Revolusi ala Bos ChatGPT: Usia Tak Lagi Jadi Penghalang untuk Berprestasi

Di tengah pesatnya perkembangan kecerdasan buatan (AI), pernyataan kontroversial dari Sam Altman, CEO OpenAI dan salah satu tokoh penggagas ChatGPT, menggugah perdebatan mengenai batas usia dalam konteks produktivitas. Dalam sebuah podcast, Altman menekankan bahwa perhatian seharusnya tidak hanya pada generasi muda yang adaptif, melainkan juga pada pekerja senior, terutama mereka yang enggan beradaptasi dengan perubahan teknologi. Menurutnya, inilah tantangan utama yang harus dihadapi.

Altman mengungkapkan, “Saya lebih khawatir mengenai apa artinya ini bagi pekerja berusia 62 tahun yang tidak ingin belajar kembali atau mengembangkan keterampilan baru.” Pandangan ini menantang pemahaman konvensional bahwa usia di atas 60 tahun adalah masa persiapan menjelang pensiun. Sebaliknya, dia menyarankan agar orang-orang di kelompok usia tersebut melihat masa depan dengan optimisme dan terus mengejar pembelajaran.

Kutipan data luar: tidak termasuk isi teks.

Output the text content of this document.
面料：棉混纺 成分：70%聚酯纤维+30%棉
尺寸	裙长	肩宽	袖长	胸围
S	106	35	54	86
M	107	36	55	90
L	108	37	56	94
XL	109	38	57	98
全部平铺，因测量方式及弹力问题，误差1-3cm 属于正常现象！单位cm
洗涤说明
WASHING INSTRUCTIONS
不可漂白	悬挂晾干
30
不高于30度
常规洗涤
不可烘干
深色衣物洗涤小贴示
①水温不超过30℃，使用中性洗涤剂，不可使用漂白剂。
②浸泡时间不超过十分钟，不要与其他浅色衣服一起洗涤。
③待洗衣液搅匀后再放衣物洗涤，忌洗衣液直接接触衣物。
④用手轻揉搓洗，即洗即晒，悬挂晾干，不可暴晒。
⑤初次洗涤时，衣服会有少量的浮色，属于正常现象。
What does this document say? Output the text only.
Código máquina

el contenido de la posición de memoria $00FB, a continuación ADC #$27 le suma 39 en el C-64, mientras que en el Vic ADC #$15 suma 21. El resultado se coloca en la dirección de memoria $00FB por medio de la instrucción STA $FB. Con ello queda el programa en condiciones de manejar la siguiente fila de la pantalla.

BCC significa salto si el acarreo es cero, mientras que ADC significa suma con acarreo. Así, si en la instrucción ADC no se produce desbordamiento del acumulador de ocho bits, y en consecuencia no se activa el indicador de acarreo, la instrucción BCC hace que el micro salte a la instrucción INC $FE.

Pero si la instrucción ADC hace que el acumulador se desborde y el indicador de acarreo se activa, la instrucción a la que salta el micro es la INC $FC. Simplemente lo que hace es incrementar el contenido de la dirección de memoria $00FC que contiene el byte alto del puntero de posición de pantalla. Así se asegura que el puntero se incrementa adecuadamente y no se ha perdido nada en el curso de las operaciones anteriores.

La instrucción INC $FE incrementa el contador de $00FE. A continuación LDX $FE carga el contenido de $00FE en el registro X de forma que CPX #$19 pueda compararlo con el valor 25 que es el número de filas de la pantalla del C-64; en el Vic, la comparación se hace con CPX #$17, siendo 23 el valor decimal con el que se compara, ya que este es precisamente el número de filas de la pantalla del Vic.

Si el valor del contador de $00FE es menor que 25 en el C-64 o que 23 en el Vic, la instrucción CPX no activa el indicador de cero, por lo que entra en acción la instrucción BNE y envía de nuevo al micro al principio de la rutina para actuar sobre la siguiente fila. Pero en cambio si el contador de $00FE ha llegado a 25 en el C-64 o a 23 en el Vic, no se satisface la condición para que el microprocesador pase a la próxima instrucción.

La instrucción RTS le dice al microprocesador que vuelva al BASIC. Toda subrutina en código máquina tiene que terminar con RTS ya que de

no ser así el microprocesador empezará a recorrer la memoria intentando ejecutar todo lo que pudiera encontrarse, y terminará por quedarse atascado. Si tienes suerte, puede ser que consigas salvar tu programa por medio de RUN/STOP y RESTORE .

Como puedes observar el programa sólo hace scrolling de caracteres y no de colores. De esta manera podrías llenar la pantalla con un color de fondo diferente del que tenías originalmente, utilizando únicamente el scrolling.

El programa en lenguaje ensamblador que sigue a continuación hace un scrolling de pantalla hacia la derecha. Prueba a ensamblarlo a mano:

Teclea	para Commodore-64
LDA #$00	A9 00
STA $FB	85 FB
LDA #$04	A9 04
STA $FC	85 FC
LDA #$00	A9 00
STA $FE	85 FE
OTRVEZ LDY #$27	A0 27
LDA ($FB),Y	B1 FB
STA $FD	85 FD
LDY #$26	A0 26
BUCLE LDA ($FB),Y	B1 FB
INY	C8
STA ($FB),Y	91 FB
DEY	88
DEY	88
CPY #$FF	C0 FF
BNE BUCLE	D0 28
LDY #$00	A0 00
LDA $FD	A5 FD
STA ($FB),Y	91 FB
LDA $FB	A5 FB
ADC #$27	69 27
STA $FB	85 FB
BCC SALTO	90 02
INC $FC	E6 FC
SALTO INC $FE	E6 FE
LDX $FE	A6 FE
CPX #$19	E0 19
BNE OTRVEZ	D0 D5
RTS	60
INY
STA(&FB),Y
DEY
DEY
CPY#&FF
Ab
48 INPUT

Konteks ini langsung relevan dengan pola pemikiran kebijakan ketenagakerjaan di Indonesia. Selama ini, Badan Pusat Statistik (BPS) dan Kementerian Kesehatan menetapkan usia produktif dalam rentang 15 hingga 64 tahun. Angka ini dianggap sebagai tulang punggung yang bertanggung jawab terhadap populasi non-produktif. Namun, pernyataan Altman menunjukkan bahwa batasan usia seperti ini mungkin sudah tidak relevan lagi dalam era AI di mana kemampuan untuk belajar dan beradaptasi menjadi lebih penting dibandingkan sekadar angka tahun.

Di sisi lain, regulasi mengenai usia pensiun di Indonesia terlihat belum sepenuhnya selaras dengan perubahan ini. Menurut Peraturan Pemerintah (PP) Nomor 45 Tahun 2015, usia pensiun akan bertambah secara bertahap hingga mencapai 65 tahun pada tahun 2043. Meskipun perubahan ini bertujuan mengikuti angka harapan hidup yang semakin meningkat, semangat di baliknya masih berlandaskan pada pola kerja tradisional.

Filosofi yang dibawa Altman berfokus pada gagasan “pembelajaran seumur hidup.” Dia mendorong agar setiap individu menemukan keseimbangan antara keterampilan, minat, dan nilai yang dapat diberikan kepada masyarakat. Dengan demikian, pertanyaan yang muncul adalah, apakah kebijakan pemerintah sudah siap untuk mendukung “pekerja senior” yang ingin memulai karier baru?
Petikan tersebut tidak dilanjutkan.